A preservação ambiental é uma prática que visa beneficiar a natureza e consequentemente os homens. Este tema tem sido objeto de preocupação por parte de organizações e governos que têm envidado esforços para colaborar entre si, fechando acordos de preservação ambiental.

Em vistas disso, algumas indústrias nacionais têm buscado reciclar e/ou reutilizar materiais descartados como insumos. Estas iniciativas acarretam benefícios econômicos e sociais, melhorando o meio ambiente e a qualidade de vida, além de gerar novos campos de trabalho e rendimento.

Na contramão desta política geral de interesse que ultrapassa o âmbito nacional, sobreveio o artigo 47 da Lei 11.196/2005, que proíbe a utilização de crédito de PIS e Cofins apurados pelo sistema não cumulativo, nas aquisições de desperdícios, resíduos ou aparas de plástico, de papel ou cartão, de vidro, de ferro ou aço, de cobre, de níquel, de alumínio, de chumbo, de zinco e de estanho, e demais desperdícios e resíduos metálicos utilizados como insumo na produção ou fabricação de bens ou produtos destinados à venda. Por outro lado, as normas que tratam dos créditos de PIS e Cofins garantem o direito de crédito sobre o insumo “novo” produzido pela indústria extrativista.

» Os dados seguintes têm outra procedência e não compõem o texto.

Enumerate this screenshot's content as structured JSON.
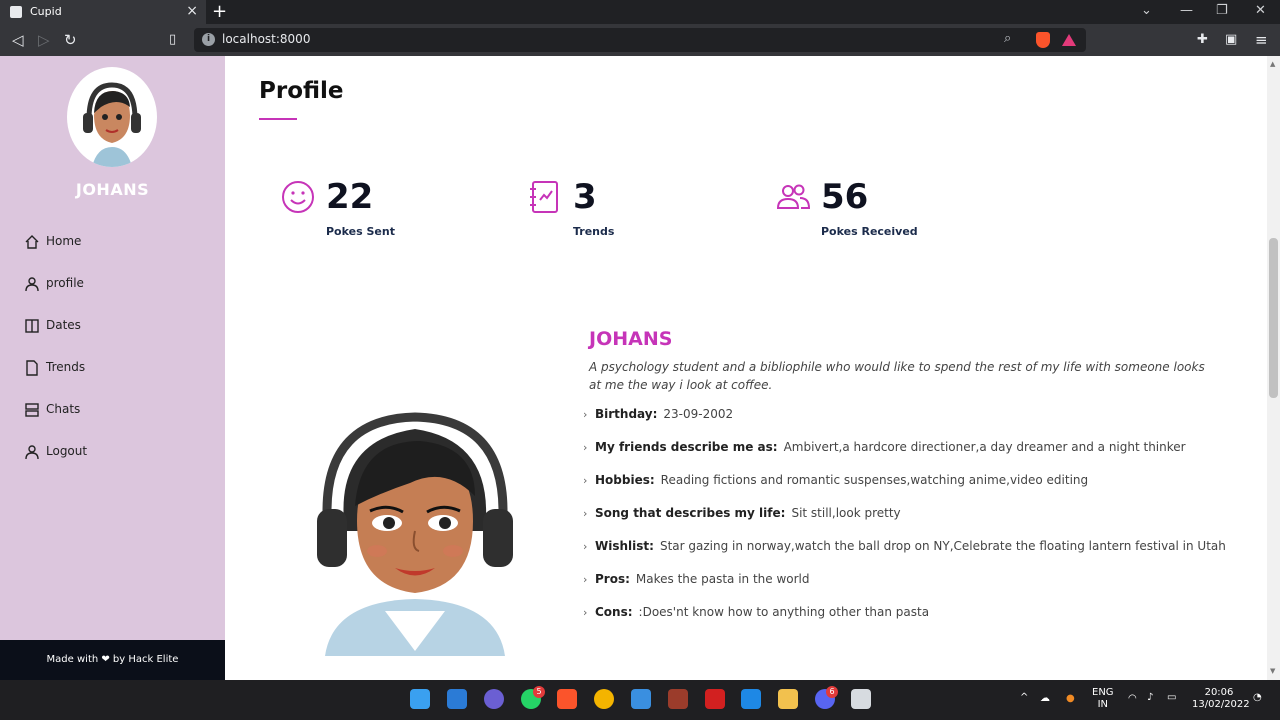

Referida proibição atinge em cheio a indústria que trabalha com materiais reciclados (setor relacionado a plásticos, embalagens, papel, usinas, têxtil, dentre outros)

Ocorre que a Constituição Federal estabelece no artigo 170, VI, que a ordem econômica, fundada na valorização do trabalho humano e na livre iniciativa, tem por fim assegurar a todos existência digna, conforme os ditames da justiça social, observado o princípio da defesa do meio ambiente, inclusive mediante tratamento diferenciado conforme o impacto ambiental dos produtos e serviços e de seus processos de elaboração e prestação.

Além disso, a Constituição no seu artigo 225, § 1º ,  inciso V determina que todos têm direito ao meio ambiente ecologicamente equilibrado, bem de uso comum do povo e essencial à sadia qualidade de vida, impondo-se ao Poder Público e à coletividade o dever de defendê-lo e preservá-lo para as presentes e futuras gerações. Estabelece ainda que para garantir a aplicação desse direito, o Poder Público deve controlar a produção, a comercialização e o emprego de técnicas, métodos e substâncias que comportem risco para a vida, a qualidade de vida e o meio ambiente.

Diante disso, não é possível  que a legislação ordinária desprestigie a utilização de insumos reciclados em favor dos insumos decorrentes da indústria extrativista, ainda mais considerando que a Constituição Federal garante tratamento igualitário a contribuintes que se encontram na mesma situação (princípio da isonomia tributária, artigo 150, II da CF/88)

Este assunto chegou ao Supremo Tribunal Federal que reconheceu a repercussão geral da questão e irá examinar se é inconstitucional a vedação à apropriação de créditos de PIS e COFINS na aquisição de desperdícios, resíduos ou aparas (Relatora MIN. ROSA WEBER, Leading Case: RE 607109). Eis a ementa:

“TRIBUTÁRIO. PIS/COFINS NÃO-CUMULATIVAS. INDÚSTRIAS DO SETOR PAPELEIRO. POSSIBILIDADE DA UTILIZAÇÃO DE CRÉDITOS DO PIS E DA COFINS DECORRENTES DA AQUISIÇÃO DE DESPERDÍCIOS, RESÍDUOS OU APARAS. EXAME DA CONSTITUCIONALIDADE DO ART. 47 DA LEI 11.196/2005. EXISTÊNCIA DE REPERCUSSÃO GERAL. (RE 607109 RG )

Caso o STF reconheça o direito ao crédito, o que é muito possível, milhares de indústrias que trabalham com reciclagem serão beneficiadas, além de beneficiar de forma indireta o meio ambiente, e a qualidade de vida.